The Byzantine-style Holy Resurrection Chapel in West Roxbury, Massachusetts, was completed this past September, incorporating zinc to achieve aesthetic and design goals. Designed by architect Yervant Nahikian, the Boston-area chapel is located within the Gardens at Gethsemane—a cemetery serving various communities such as Asian, Islamic, Orthodox, military, and non-denominational groups.
One of the chapel’s most notable design elements is its multi-faceted dome, which used single-lock standing-seam panels and posed such a complex challenge, several contractors turned down the opportunity.
“We built a prototype of one half of the dome in our shop to make sure the 24 dome panels would position properly,” says Bob Gorman, president of Gorman Construction, which fabricated the dome and the chapel’s triangular panels.
Gorman Construction also provided custom flashings and detailing, as was necessary to create a continuous curve over the drip-edge.

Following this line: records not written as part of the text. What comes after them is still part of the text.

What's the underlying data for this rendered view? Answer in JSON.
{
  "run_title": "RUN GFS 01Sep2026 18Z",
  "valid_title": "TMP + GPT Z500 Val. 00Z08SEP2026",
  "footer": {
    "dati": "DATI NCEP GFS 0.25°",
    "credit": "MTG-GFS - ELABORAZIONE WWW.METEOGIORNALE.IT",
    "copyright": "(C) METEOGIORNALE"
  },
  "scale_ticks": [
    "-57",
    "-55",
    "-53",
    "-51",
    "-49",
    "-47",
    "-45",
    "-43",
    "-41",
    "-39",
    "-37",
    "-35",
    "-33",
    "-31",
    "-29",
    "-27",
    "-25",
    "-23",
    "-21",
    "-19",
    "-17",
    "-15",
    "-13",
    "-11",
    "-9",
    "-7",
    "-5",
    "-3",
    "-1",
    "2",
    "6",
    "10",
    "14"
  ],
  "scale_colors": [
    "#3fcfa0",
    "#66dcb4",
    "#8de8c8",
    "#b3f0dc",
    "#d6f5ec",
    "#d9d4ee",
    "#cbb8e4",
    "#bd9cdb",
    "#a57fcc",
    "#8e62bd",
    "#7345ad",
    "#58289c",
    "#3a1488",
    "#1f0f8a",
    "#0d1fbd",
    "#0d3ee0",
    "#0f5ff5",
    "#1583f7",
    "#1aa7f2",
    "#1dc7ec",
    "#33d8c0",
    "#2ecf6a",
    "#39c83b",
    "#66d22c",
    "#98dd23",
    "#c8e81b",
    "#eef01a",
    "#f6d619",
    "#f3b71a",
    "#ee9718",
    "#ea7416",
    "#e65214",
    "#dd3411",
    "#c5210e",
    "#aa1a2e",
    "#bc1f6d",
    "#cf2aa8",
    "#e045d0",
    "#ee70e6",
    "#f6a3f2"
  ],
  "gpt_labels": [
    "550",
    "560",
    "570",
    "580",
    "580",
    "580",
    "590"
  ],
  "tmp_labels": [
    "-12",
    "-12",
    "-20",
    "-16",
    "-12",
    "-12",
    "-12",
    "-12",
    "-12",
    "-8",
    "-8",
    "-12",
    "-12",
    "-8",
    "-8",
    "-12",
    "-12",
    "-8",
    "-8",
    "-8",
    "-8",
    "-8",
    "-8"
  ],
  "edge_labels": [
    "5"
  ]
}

“The biggest challenge was fabricating the double-curve ‘hourglass’ panels in one continuous piece,” says Gorman. He adds, “It was an interesting project with different treatments—that’s what attracted us to it.”

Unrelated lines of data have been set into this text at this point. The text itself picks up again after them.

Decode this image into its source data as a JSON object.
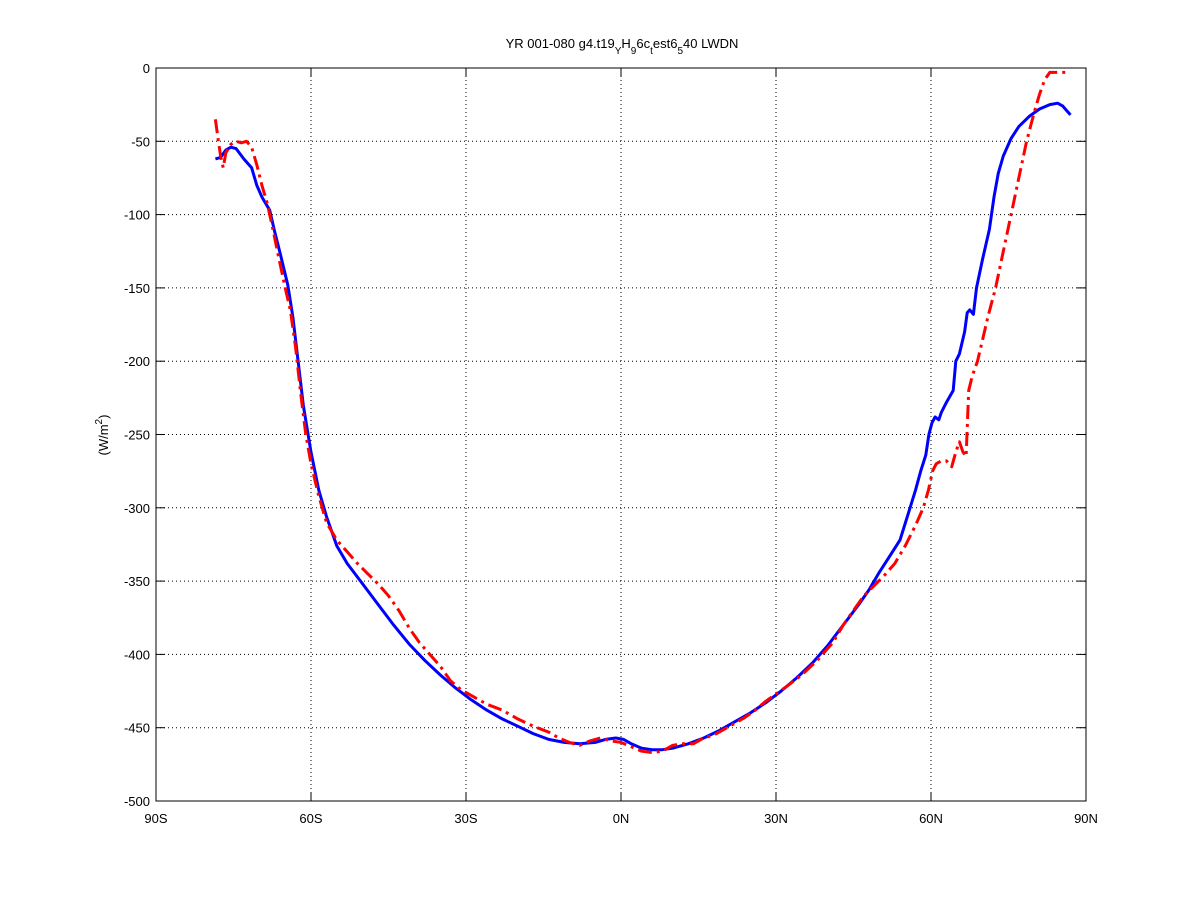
{
  "chart_data": {
    "type": "line",
    "title_parts": {
      "pre": "YR 001-080 g4.t19",
      "sub1": "Y",
      "mid1": "H",
      "sub2": "9",
      "mid2": "6c",
      "sub3": "t",
      "mid3": "est6",
      "sub4": "5",
      "post": "40 LWDN"
    },
    "ylabel": {
      "pre": "(W/m",
      "sup": "2",
      "post": ")"
    },
    "xlim": [
      -90,
      90
    ],
    "ylim": [
      -500,
      0
    ],
    "xticks": [
      -90,
      -60,
      -30,
      0,
      30,
      60,
      90
    ],
    "xtick_labels": [
      "90S",
      "60S",
      "30S",
      "0N",
      "30N",
      "60N",
      "90N"
    ],
    "yticks": [
      0,
      -50,
      -100,
      -150,
      -200,
      -250,
      -300,
      -350,
      -400,
      -450,
      -500
    ],
    "ytick_labels": [
      "0",
      "-50",
      "-100",
      "-150",
      "-200",
      "-250",
      "-300",
      "-350",
      "-400",
      "-450",
      "-500"
    ],
    "grid": true,
    "series": [
      {
        "color": "#0000ff",
        "style": "solid",
        "points": [
          [
            -78.5,
            -62
          ],
          [
            -77.5,
            -61
          ],
          [
            -76.5,
            -56
          ],
          [
            -75.5,
            -54
          ],
          [
            -74.5,
            -55
          ],
          [
            -73,
            -62
          ],
          [
            -71.5,
            -68
          ],
          [
            -70.5,
            -80
          ],
          [
            -69.5,
            -88
          ],
          [
            -68,
            -97
          ],
          [
            -67,
            -112
          ],
          [
            -66,
            -126
          ],
          [
            -64.5,
            -148
          ],
          [
            -63.5,
            -170
          ],
          [
            -62.5,
            -200
          ],
          [
            -61.5,
            -230
          ],
          [
            -60,
            -262
          ],
          [
            -58.5,
            -288
          ],
          [
            -57,
            -306
          ],
          [
            -55,
            -326
          ],
          [
            -53,
            -338
          ],
          [
            -50,
            -352
          ],
          [
            -47,
            -366
          ],
          [
            -44,
            -380
          ],
          [
            -41,
            -393
          ],
          [
            -38,
            -404
          ],
          [
            -35,
            -414
          ],
          [
            -32,
            -423
          ],
          [
            -29,
            -431
          ],
          [
            -26,
            -438
          ],
          [
            -23,
            -444
          ],
          [
            -20,
            -449
          ],
          [
            -17,
            -454
          ],
          [
            -14,
            -458
          ],
          [
            -11,
            -460
          ],
          [
            -8,
            -461
          ],
          [
            -5,
            -460
          ],
          [
            -3,
            -458
          ],
          [
            -1,
            -457
          ],
          [
            0.5,
            -458
          ],
          [
            2,
            -461
          ],
          [
            4,
            -464
          ],
          [
            6,
            -465
          ],
          [
            8,
            -465
          ],
          [
            10,
            -464
          ],
          [
            13,
            -461
          ],
          [
            16,
            -457
          ],
          [
            19,
            -452
          ],
          [
            22,
            -446
          ],
          [
            25,
            -440
          ],
          [
            28,
            -433
          ],
          [
            31,
            -425
          ],
          [
            34,
            -416
          ],
          [
            37,
            -406
          ],
          [
            40,
            -394
          ],
          [
            43,
            -380
          ],
          [
            46,
            -366
          ],
          [
            48,
            -356
          ],
          [
            50,
            -344
          ],
          [
            52,
            -333
          ],
          [
            54,
            -322
          ],
          [
            55.5,
            -305
          ],
          [
            57,
            -288
          ],
          [
            58,
            -275
          ],
          [
            59,
            -264
          ],
          [
            59.6,
            -250
          ],
          [
            60.2,
            -242
          ],
          [
            60.8,
            -238
          ],
          [
            61.5,
            -240
          ],
          [
            62,
            -235
          ],
          [
            63,
            -228
          ],
          [
            64.3,
            -220
          ],
          [
            64.8,
            -200
          ],
          [
            65.5,
            -195
          ],
          [
            66.5,
            -180
          ],
          [
            67,
            -167
          ],
          [
            67.5,
            -165
          ],
          [
            68.2,
            -168
          ],
          [
            68.8,
            -150
          ],
          [
            70,
            -130
          ],
          [
            71.3,
            -110
          ],
          [
            72.2,
            -88
          ],
          [
            73,
            -72
          ],
          [
            74,
            -60
          ],
          [
            75.5,
            -48
          ],
          [
            77,
            -40
          ],
          [
            79,
            -33
          ],
          [
            81,
            -28
          ],
          [
            83,
            -25
          ],
          [
            84.5,
            -24
          ],
          [
            85.5,
            -26
          ],
          [
            86.5,
            -30
          ],
          [
            87,
            -32
          ]
        ]
      },
      {
        "color": "#ff0000",
        "style": "dashdot",
        "points": [
          [
            -78.5,
            -35
          ],
          [
            -78,
            -48
          ],
          [
            -77.5,
            -60
          ],
          [
            -77,
            -68
          ],
          [
            -76.5,
            -58
          ],
          [
            -75.5,
            -52
          ],
          [
            -74.5,
            -50
          ],
          [
            -73.5,
            -51
          ],
          [
            -72.5,
            -50
          ],
          [
            -71.5,
            -54
          ],
          [
            -70.5,
            -66
          ],
          [
            -69.5,
            -80
          ],
          [
            -68.5,
            -92
          ],
          [
            -67.5,
            -108
          ],
          [
            -66.5,
            -125
          ],
          [
            -65,
            -150
          ],
          [
            -64,
            -165
          ],
          [
            -63,
            -190
          ],
          [
            -62,
            -222
          ],
          [
            -61,
            -250
          ],
          [
            -60,
            -270
          ],
          [
            -58.5,
            -292
          ],
          [
            -57,
            -310
          ],
          [
            -55,
            -322
          ],
          [
            -53,
            -330
          ],
          [
            -51,
            -338
          ],
          [
            -49,
            -345
          ],
          [
            -47,
            -352
          ],
          [
            -45,
            -360
          ],
          [
            -43,
            -370
          ],
          [
            -41,
            -382
          ],
          [
            -39,
            -392
          ],
          [
            -37,
            -400
          ],
          [
            -35,
            -408
          ],
          [
            -33,
            -418
          ],
          [
            -31,
            -424
          ],
          [
            -29,
            -428
          ],
          [
            -26,
            -434
          ],
          [
            -23,
            -438
          ],
          [
            -20,
            -444
          ],
          [
            -17,
            -449
          ],
          [
            -14,
            -453
          ],
          [
            -12,
            -457
          ],
          [
            -10,
            -460
          ],
          [
            -8,
            -462
          ],
          [
            -6,
            -459
          ],
          [
            -4,
            -457
          ],
          [
            -2,
            -459
          ],
          [
            0,
            -460
          ],
          [
            2,
            -463
          ],
          [
            4,
            -466
          ],
          [
            6,
            -467
          ],
          [
            8,
            -466
          ],
          [
            10,
            -462
          ],
          [
            12,
            -461
          ],
          [
            14,
            -461
          ],
          [
            16,
            -457
          ],
          [
            18,
            -455
          ],
          [
            20,
            -451
          ],
          [
            22,
            -447
          ],
          [
            24,
            -443
          ],
          [
            26,
            -438
          ],
          [
            28,
            -432
          ],
          [
            30,
            -427
          ],
          [
            32,
            -422
          ],
          [
            35,
            -414
          ],
          [
            38,
            -404
          ],
          [
            41,
            -392
          ],
          [
            43,
            -380
          ],
          [
            45,
            -370
          ],
          [
            47,
            -360
          ],
          [
            49,
            -353
          ],
          [
            51,
            -346
          ],
          [
            53,
            -338
          ],
          [
            55,
            -326
          ],
          [
            57,
            -312
          ],
          [
            58.5,
            -300
          ],
          [
            59.5,
            -288
          ],
          [
            60.3,
            -275
          ],
          [
            61,
            -270
          ],
          [
            62,
            -268
          ],
          [
            63,
            -268
          ],
          [
            64,
            -272
          ],
          [
            64.8,
            -262
          ],
          [
            65.5,
            -255
          ],
          [
            66.2,
            -262
          ],
          [
            66.8,
            -265
          ],
          [
            67.3,
            -220
          ],
          [
            68,
            -210
          ],
          [
            69,
            -200
          ],
          [
            70,
            -185
          ],
          [
            71,
            -170
          ],
          [
            72.5,
            -150
          ],
          [
            74,
            -125
          ],
          [
            75.5,
            -100
          ],
          [
            77,
            -75
          ],
          [
            78.5,
            -50
          ],
          [
            80,
            -30
          ],
          [
            81,
            -18
          ],
          [
            82,
            -8
          ],
          [
            83,
            -3
          ],
          [
            84,
            -3
          ],
          [
            86,
            -3
          ]
        ]
      }
    ]
  }
}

The dome was not the only challenge the team had to face—the design also had to be sensitive to the tradition of facing east to pray, common in Orthodox and other faiths.
“In addition to the complexity of the roof, the design required that the intersection of two panels would break precisely above each window, which were aligned with the four points of the compass,” says Gorman. “The cross on top of the chapel aligns with the panels to run north and south so that the face of the cross greets the rising sun from the east.”
Zinc—specifically, a proprietary 0.8-mm (0.03-in.) blue-gray zinc—was also used for the chapel’s four aforementioned triangular elements, and for its four half-round barrel vaults, which were clad in double-lock panels.